Calls to encourage more people to socially distance and wear face masks are mounting as the number of Covid patients in Kent's hospitals has more than doubled in a month.
A senior NHS leader says "sensible precautions" are needed to reduce the strain on the health service as the virus continues to wreak havoc.
In Kent, there are currently 456 hospital patients with Covid - up from 218 at the start of March, and the highest number since February last year.
The majority are not being treated because of the virus, but the logistics of keeping infected patients away from those without the virus is piling the pressure on overworked hospital teams.
Many trusts are also being hit hard by staff absences, with 1,269 hospital workers in Kent off sick on April 6 - almost 40% of them with Covid.

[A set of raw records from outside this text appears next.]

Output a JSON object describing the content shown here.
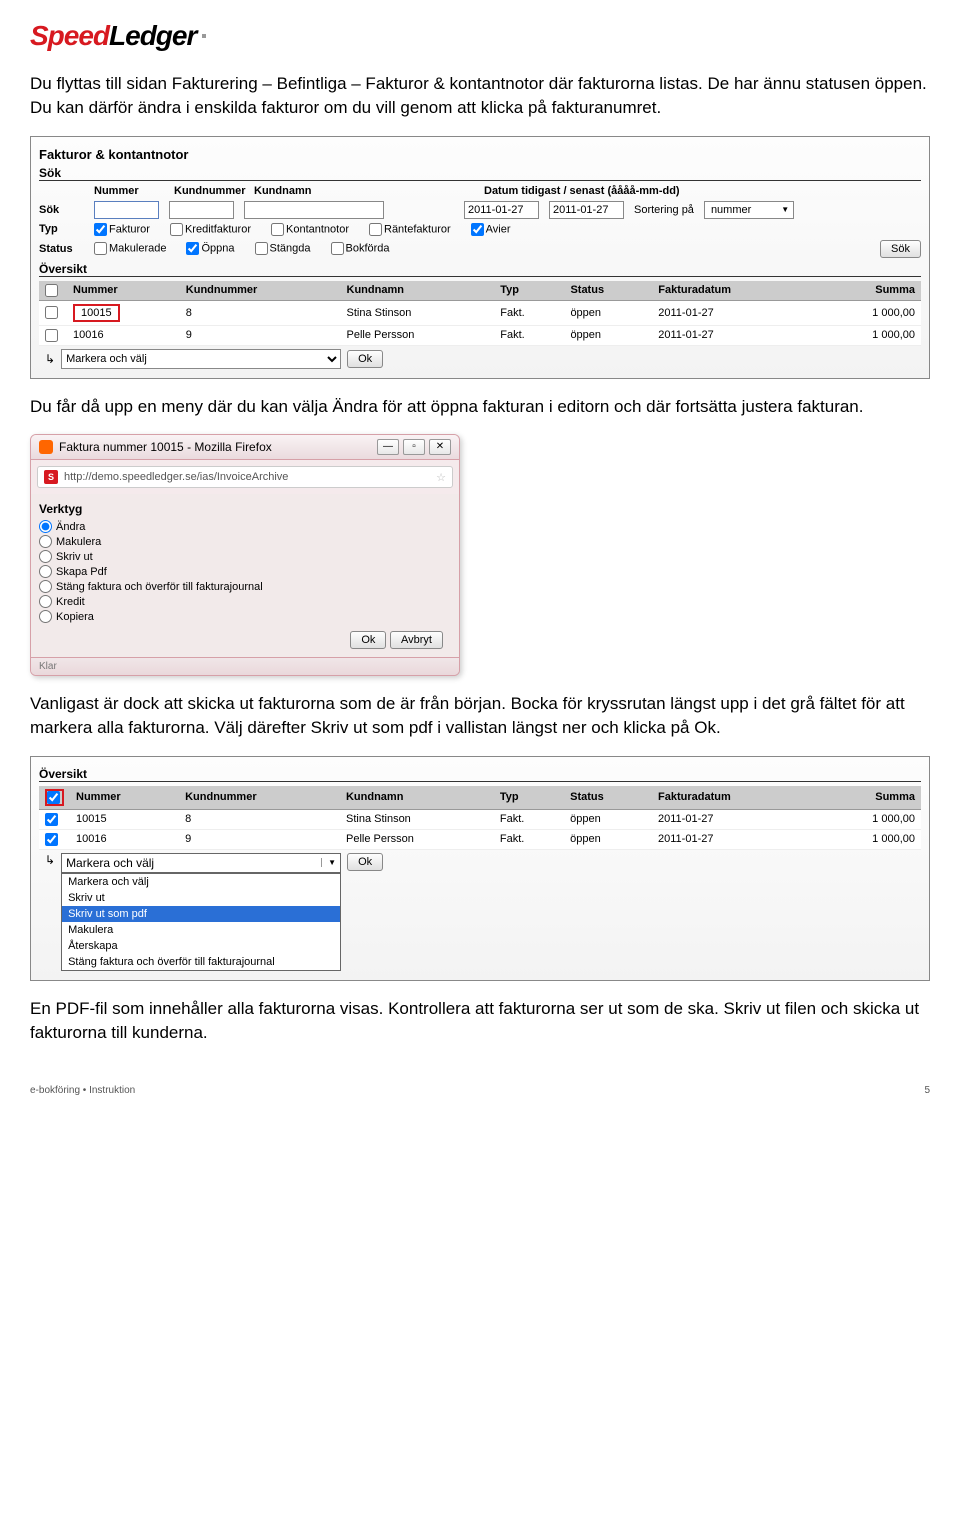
{
  "logo": {
    "speed": "Speed",
    "ledger": "Ledger"
  },
  "para1": "Du flyttas till sidan Fakturering – Befintliga – Fakturor & kontantnotor där fakturorna listas. De har ännu statusen öppen. Du kan därför ändra i enskilda fakturor om du vill genom att klicka på fakturanumret.",
  "panel1": {
    "title": "Fakturor & kontantnotor",
    "sok": "Sök",
    "cols": {
      "nummer": "Nummer",
      "kundnummer": "Kundnummer",
      "kundnamn": "Kundnamn",
      "datum": "Datum tidigast / senast (åååå-mm-dd)"
    },
    "sok_label": "Sök",
    "date1": "2011-01-27",
    "date2": "2011-01-27",
    "sort_label": "Sortering på",
    "sort_val": "nummer",
    "typ": "Typ",
    "typ_opts": [
      "Fakturor",
      "Kreditfakturor",
      "Kontantnotor",
      "Räntefakturor",
      "Avier"
    ],
    "status": "Status",
    "status_opts": [
      "Makulerade",
      "Öppna",
      "Stängda",
      "Bokförda"
    ],
    "sok_btn": "Sök",
    "oversikt": "Översikt",
    "th": [
      "",
      "Nummer",
      "Kundnummer",
      "Kundnamn",
      "Typ",
      "Status",
      "Fakturadatum",
      "Summa"
    ],
    "rows": [
      {
        "num": "10015",
        "k": "8",
        "namn": "Stina Stinson",
        "typ": "Fakt.",
        "status": "öppen",
        "datum": "2011-01-27",
        "summa": "1 000,00",
        "hl": true
      },
      {
        "num": "10016",
        "k": "9",
        "namn": "Pelle Persson",
        "typ": "Fakt.",
        "status": "öppen",
        "datum": "2011-01-27",
        "summa": "1 000,00",
        "hl": false
      }
    ],
    "markera": "Markera och välj",
    "ok": "Ok"
  },
  "para2": "Du får då upp en meny där du kan välja Ändra för att öppna fakturan i editorn och där fortsätta justera fakturan.",
  "ff": {
    "title": "Faktura nummer 10015 - Mozilla Firefox",
    "url": "http://demo.speedledger.se/ias/InvoiceArchive",
    "verktyg": "Verktyg",
    "opts": [
      "Ändra",
      "Makulera",
      "Skriv ut",
      "Skapa Pdf",
      "Stäng faktura och överför till fakturajournal",
      "Kredit",
      "Kopiera"
    ],
    "ok": "Ok",
    "avbryt": "Avbryt",
    "status": "Klar"
  },
  "para3": "Vanligast är dock att skicka ut fakturorna som de är från början. Bocka för kryssrutan längst upp i det grå fältet för att markera alla fakturorna. Välj därefter Skriv ut som pdf i vallistan längst ner och klicka på Ok.",
  "panel2": {
    "oversikt": "Översikt",
    "th": [
      "",
      "Nummer",
      "Kundnummer",
      "Kundnamn",
      "Typ",
      "Status",
      "Fakturadatum",
      "Summa"
    ],
    "rows": [
      {
        "num": "10015",
        "k": "8",
        "namn": "Stina Stinson",
        "typ": "Fakt.",
        "status": "öppen",
        "datum": "2011-01-27",
        "summa": "1 000,00"
      },
      {
        "num": "10016",
        "k": "9",
        "namn": "Pelle Persson",
        "typ": "Fakt.",
        "status": "öppen",
        "datum": "2011-01-27",
        "summa": "1 000,00"
      }
    ],
    "markera": "Markera och välj",
    "ok": "Ok",
    "ddopts": [
      "Markera och välj",
      "Skriv ut",
      "Skriv ut som pdf",
      "Makulera",
      "Återskapa",
      "Stäng faktura och överför till fakturajournal"
    ]
  },
  "para4": "En PDF-fil som innehåller alla fakturorna visas. Kontrollera att fakturorna ser ut som de ska. Skriv ut filen och skicka ut fakturorna till kunderna.",
  "footer": {
    "left": "e-bokföring  •  Instruktion",
    "right": "5"
  }
}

At the same time, one in three patients attending the county's A&E departments are waiting more than four hours to be seen.
In March alone, 461 endured waits of more than 12 hours to be admitted - many of them in hospital corridors.
Chris Hopson, chief executive of NHS Providers, says at its latest board meeting 20 experienced hospital trust bosses agreed this was "the longest and most sustained period of NHS pressure they had seen in their careers".
He is urging the government to open a discussion with the public about measures they can take to ease the demands on hospitals.
“There is concern across the NHS that the government doesn’t seem to want to talk about coronavirus any more,” he said.
“But we think we need a proper grown-up national debate about what living with Covid actually means.”
Mr Hopson says pretending the virus “doesn’t exist any more and that nobody needs to take any precautions” is one of the reasons for the current prevalence of infection.
In the week up to April 9 there were 8,208 new cases in Kent and Medway.
All legal Covid restrictions in England were ended in February, with Boris Johnson saying: "Let us learn to live with this virus and continue protecting ourselves and others without restrictions on our freedoms.”
But Mr Hopson says a debate should be opened up once more to discuss what can be done to cut infection rates.
“Nobody is arguing we should go back to draconian lockdown restrictions, but this is not all or nothing," he explained.
“There’s an intermediary point which is where most other European nations are, which is their political leaders are explaining what the level of risk is, and they’re basically saying therefore you need to think carefully about: do you want to wear a mask in a public place? Do you want to ensure that if you’re inside with people you don’t normally mix with, there’s proper ventilation? Do you want to maximise the amount of time that you spend outdoors meeting people rather than indoors?”
Mr Hopson added that the NHS is facing the levels of pressure normally experienced in the “very depths of winter”.